Olivia Phipps, an SIUE senior pursuing a degree in finance, accepted the 2015 Martin Luther King, Jr. Scholarship. Described as a dedicated and determined leader, Phipps will receive one semester of tuition from SIUE.
“Through her various activities and commitments at SIUE, Olivia exhibits her commitment to enhancing the welfare of all individuals,” announced Holmes. “Like Dr. Martin Luther King Jr., she holds great passion and dedication toward racial reconciliation in the community.”
“One thing that Dr. King and I have in common is our faith and our value system. Regardless if it is 1960, 2013 or 2058, this value, this idea of reconciliation, this idea of community, this idea of unity, will be forever-lasting,” said Phipps.

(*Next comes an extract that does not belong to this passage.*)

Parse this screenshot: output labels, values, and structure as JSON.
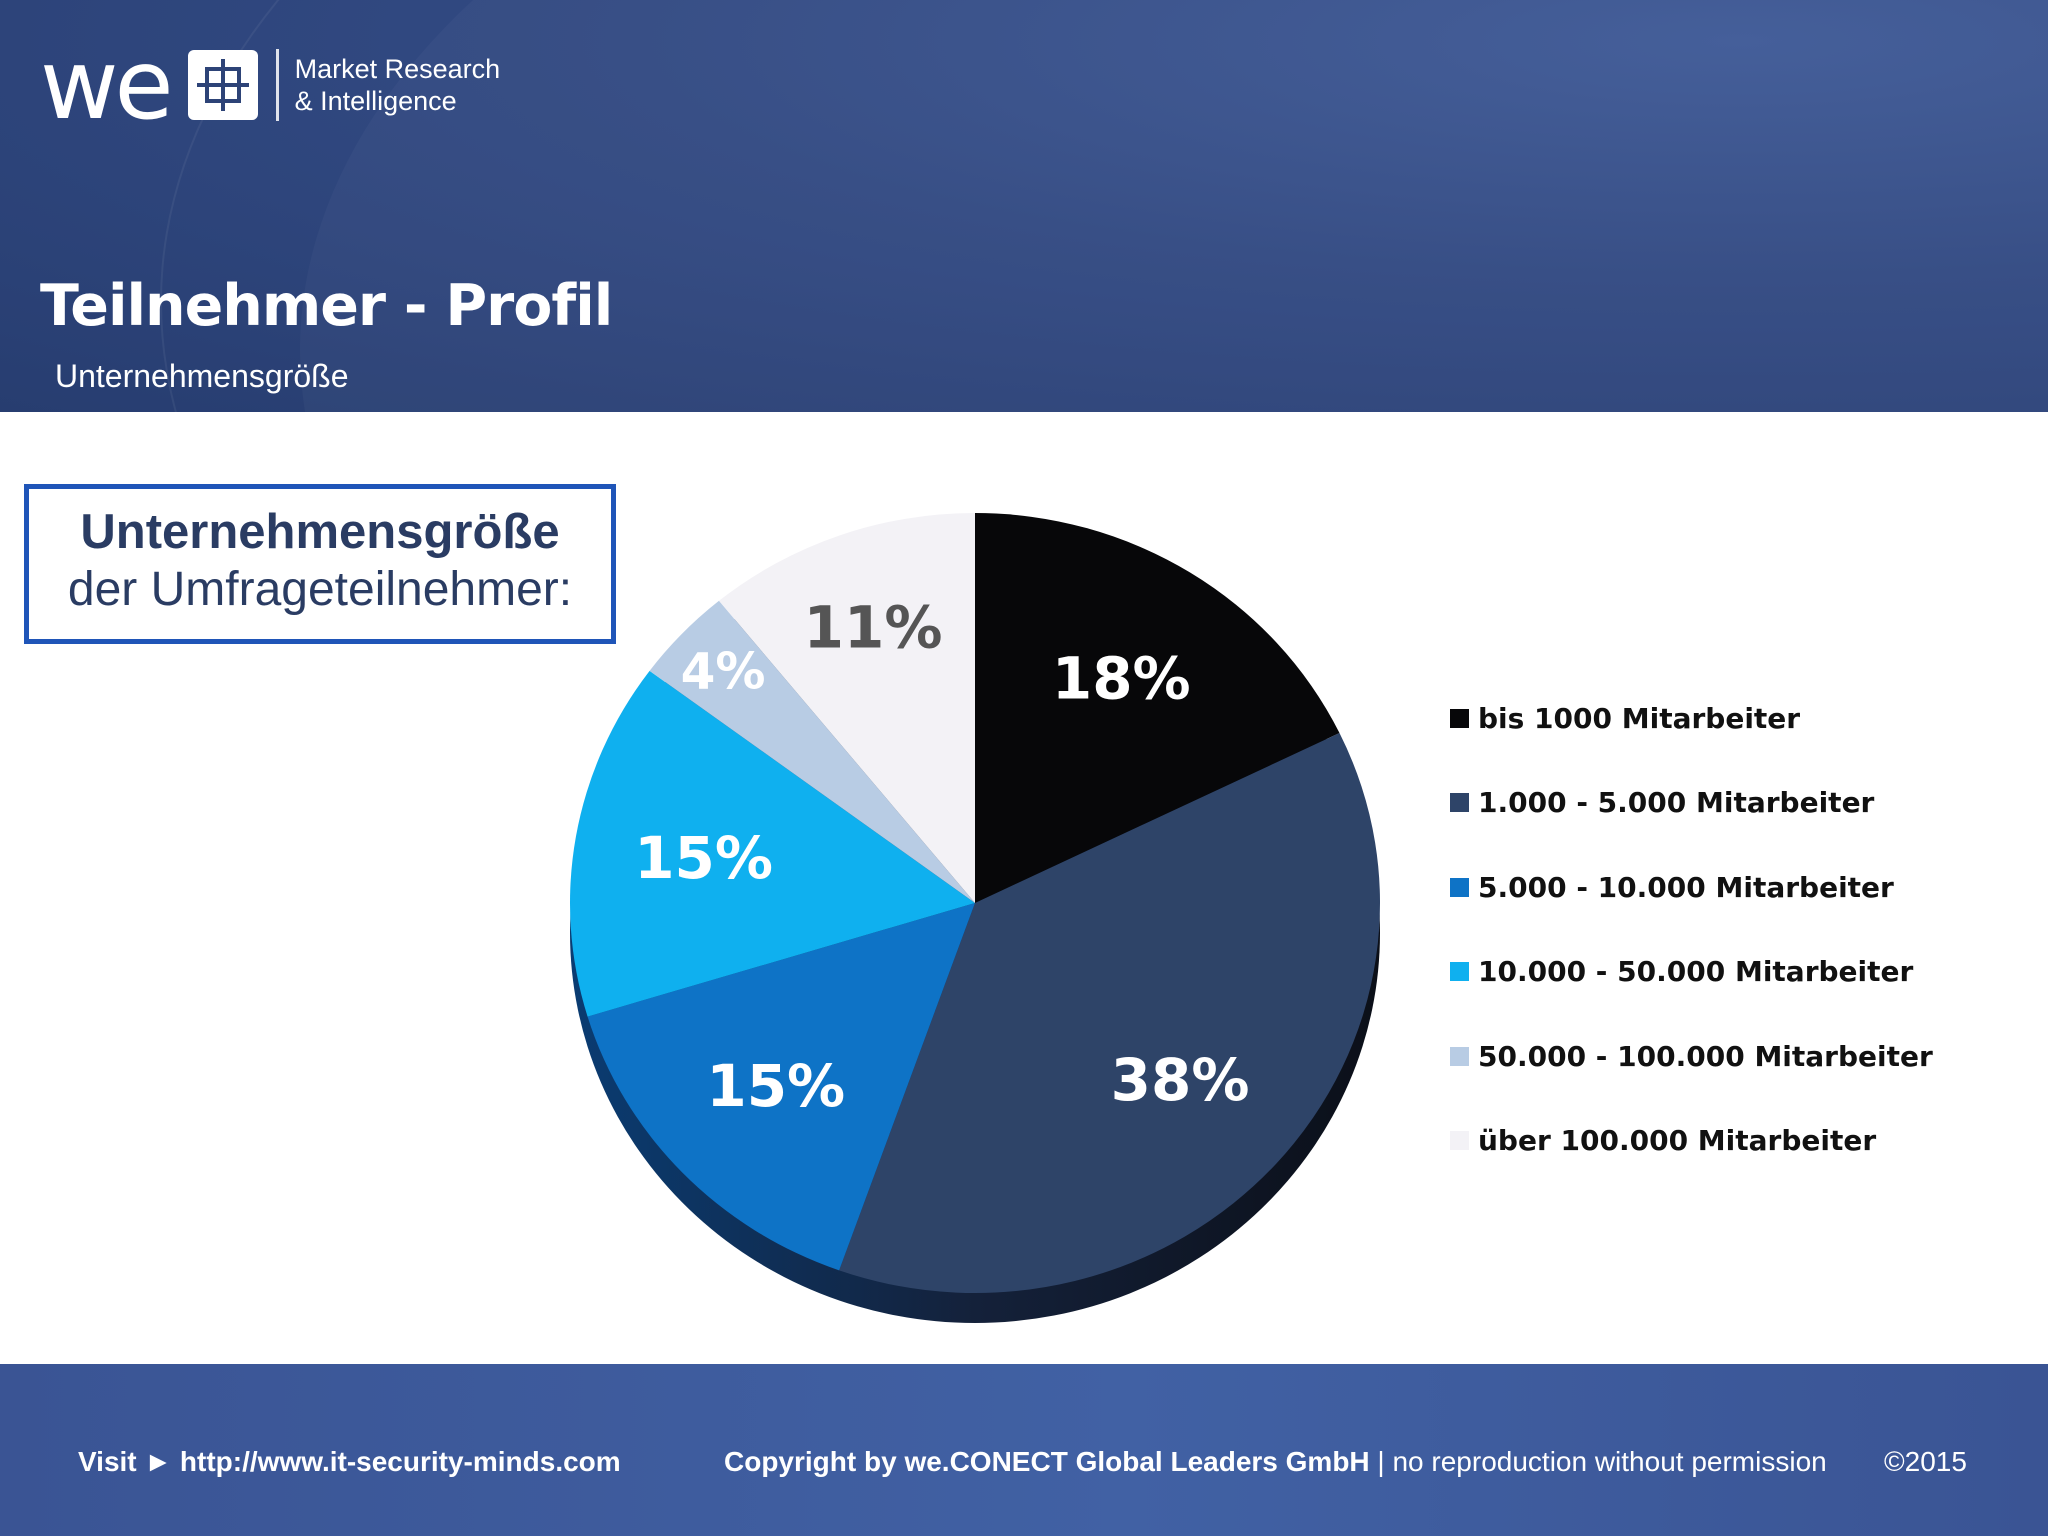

John Cunningham MS’76 was this year’s Martin Luther King Humanitarian Community Recipient. Cunningham is a retired teacher and school administrator who is highly involved in the community.
“Like Dr. King, he believes in social justice,” said Holmes. “Mr. Cunningham believes that it is best provided through education, service, leadership, love, respect and a non-violent approach.”
“This is one of the most meaningful awards that I’ve received,” he said. “I lend myself in any way I can to the good things that go on in our community. I’m very excited about being recognized by friends at my alma mater.”
Recognized for her passion for giving back to the community, Jerrica Ampadu was the 2015 Martin Luther King Humanitarian Faculty/Staff Recipient. Ampadu is an instructor in the SIUE School of Nursing.
“I do a lot of outreach to the community, as far as introducing minority students to nursing and to SIUE’s School of Nursing,” said Ampadu. “I also reach out to health care centers, especially in Washington Park, to provide health-care services to that community.”
Ampadu works with minority and disadvantaged students and serves as a role model for the students in the School of Nursing, as well as, individuals in the community.
“Many describe Ms. Ampadu as a true leader in diversity, always working to promote racial sensitivity, harmony and understanding in her work and life of service to others,” explained Holmes.